The app was developed by 45Press, an Ohio-based firm. The company secured a $1.5 million contract. Its founder maintains an X account focused on UFOs. The development team also integrated widgets from Elfsight, a Russia-linked company. Those widgets initially exposed personal information of White House officials. Elfsight corrected the exposure after reporters highlighted the flaw.
White House spokesperson Olivia Wales pushed back against the concerns. “The White House app does not require anyone to create an account or enter any data into the app, and any information on the app is safe and secure,” she said. Wales added that government devices “typically include preinstalled apps that provide value to government employees’ day-to-day work.” The statement appeared in both Ars Technica’s coverage and the WIRED report.
Yet many employees disagree on the value. Some avoid the app entirely. Others worry about the optics, especially at the State Department where phones often connect with foreign officials. The devices must meet strict federal security requirements. Additional apps undergo review processes. In this instance the White House bypassed normal channels. The mandate came straight from the top.
Recent coverage shows the controversy has not faded. As of June 23, WIRED documented continued employee resistance and re-installation loops across multiple agencies. POLITICO’s cybersecurity newsletter the same week highlighted lingering vulnerabilities and the DHS deployment plans. No major technical fixes have been announced.

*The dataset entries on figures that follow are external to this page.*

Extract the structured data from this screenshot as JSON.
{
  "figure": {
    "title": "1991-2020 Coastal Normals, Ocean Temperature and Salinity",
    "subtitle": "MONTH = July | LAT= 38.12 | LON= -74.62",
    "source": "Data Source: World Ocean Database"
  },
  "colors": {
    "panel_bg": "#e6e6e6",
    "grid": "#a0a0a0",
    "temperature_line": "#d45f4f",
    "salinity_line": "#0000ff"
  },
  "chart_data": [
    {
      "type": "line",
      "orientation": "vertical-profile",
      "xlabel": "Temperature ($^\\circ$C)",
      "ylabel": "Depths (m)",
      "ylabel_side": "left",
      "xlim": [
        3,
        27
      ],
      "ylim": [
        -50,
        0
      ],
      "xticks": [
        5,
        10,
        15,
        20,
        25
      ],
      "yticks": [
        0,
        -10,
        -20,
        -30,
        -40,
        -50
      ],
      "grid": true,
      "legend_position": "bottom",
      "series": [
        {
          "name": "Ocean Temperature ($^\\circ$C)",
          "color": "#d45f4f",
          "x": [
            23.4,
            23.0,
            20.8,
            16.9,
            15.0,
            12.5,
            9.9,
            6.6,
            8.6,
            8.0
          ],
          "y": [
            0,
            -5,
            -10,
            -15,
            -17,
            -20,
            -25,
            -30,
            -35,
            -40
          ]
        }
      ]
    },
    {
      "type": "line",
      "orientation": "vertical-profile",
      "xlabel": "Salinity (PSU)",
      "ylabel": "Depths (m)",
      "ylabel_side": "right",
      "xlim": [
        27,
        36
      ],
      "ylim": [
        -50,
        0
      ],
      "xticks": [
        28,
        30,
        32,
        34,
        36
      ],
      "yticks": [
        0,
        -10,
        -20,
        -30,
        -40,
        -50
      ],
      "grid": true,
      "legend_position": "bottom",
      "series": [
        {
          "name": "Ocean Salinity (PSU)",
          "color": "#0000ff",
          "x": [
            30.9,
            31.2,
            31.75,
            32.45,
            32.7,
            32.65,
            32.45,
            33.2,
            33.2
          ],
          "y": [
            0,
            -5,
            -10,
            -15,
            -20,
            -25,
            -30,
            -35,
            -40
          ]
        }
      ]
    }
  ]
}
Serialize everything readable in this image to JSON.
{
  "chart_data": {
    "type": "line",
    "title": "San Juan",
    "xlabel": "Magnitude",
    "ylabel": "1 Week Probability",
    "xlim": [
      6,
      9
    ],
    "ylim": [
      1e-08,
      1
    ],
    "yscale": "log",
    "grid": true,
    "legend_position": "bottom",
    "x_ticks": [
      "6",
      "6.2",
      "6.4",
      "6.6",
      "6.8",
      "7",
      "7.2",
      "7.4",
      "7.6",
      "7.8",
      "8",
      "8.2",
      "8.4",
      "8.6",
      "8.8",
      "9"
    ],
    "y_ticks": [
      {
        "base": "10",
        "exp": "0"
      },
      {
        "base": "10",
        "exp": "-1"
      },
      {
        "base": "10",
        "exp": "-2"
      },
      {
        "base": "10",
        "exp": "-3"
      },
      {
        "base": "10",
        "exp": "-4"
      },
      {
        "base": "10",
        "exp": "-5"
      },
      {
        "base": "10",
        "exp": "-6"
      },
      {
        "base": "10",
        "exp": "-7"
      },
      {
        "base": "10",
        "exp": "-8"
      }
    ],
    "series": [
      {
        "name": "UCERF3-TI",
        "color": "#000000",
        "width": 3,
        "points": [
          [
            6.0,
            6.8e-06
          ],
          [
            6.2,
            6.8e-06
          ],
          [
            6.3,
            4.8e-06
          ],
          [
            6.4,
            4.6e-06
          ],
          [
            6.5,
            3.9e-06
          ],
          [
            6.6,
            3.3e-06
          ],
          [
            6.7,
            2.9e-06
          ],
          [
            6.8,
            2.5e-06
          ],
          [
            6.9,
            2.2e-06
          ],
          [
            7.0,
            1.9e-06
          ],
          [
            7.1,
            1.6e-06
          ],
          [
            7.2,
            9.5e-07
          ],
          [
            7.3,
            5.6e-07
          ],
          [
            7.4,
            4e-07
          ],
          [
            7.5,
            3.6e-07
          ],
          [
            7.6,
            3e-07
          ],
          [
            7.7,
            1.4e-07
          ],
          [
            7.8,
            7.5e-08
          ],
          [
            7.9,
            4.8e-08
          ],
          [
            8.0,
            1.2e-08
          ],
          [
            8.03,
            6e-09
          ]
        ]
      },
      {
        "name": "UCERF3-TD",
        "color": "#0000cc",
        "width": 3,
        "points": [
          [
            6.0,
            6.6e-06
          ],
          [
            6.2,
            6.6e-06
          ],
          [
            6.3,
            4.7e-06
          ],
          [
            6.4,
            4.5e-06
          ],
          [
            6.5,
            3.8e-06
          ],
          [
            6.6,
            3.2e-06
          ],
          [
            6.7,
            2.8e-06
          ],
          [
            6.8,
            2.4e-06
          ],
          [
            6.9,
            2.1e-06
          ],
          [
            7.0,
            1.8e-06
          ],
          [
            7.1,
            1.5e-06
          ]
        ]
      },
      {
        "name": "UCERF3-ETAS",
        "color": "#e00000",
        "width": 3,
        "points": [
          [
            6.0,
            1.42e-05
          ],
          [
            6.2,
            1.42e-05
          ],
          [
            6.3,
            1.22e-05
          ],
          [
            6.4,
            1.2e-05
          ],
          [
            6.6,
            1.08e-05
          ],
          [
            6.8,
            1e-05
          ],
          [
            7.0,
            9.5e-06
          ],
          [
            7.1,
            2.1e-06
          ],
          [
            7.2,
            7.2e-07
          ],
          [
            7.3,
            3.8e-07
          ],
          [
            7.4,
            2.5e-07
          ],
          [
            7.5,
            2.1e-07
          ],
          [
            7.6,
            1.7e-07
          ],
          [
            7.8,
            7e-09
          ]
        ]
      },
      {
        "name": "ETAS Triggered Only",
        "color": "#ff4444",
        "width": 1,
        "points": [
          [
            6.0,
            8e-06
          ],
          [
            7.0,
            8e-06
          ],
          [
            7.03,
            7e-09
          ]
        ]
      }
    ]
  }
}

The situation echoes past disputes over preloaded software. Remember the U2 album Apple once forced onto iPhones? This feels different. Government workers handle sensitive information. Their devices connect to protected networks. An always-present communications app that cannot be removed raises practical and legal questions about oversight, data collection and administrative overreach.
So far the General Services Administration has not received the app on its phones. That detail offers little comfort to workers at USDA, FAA or State. The directive appears aimed at broad coverage. Millions of devices. One consistent experience. Direct from the White House.
Whether the app delivers useful information or simply amplifies a single viewpoint remains subject to debate. Employees have made their feelings clear. The technology that prevents them from acting on those feelings has now become the bigger story. Federal IT leaders must balance compliance with caution. The phones belong to the government. The trust built on those devices does not come so easily.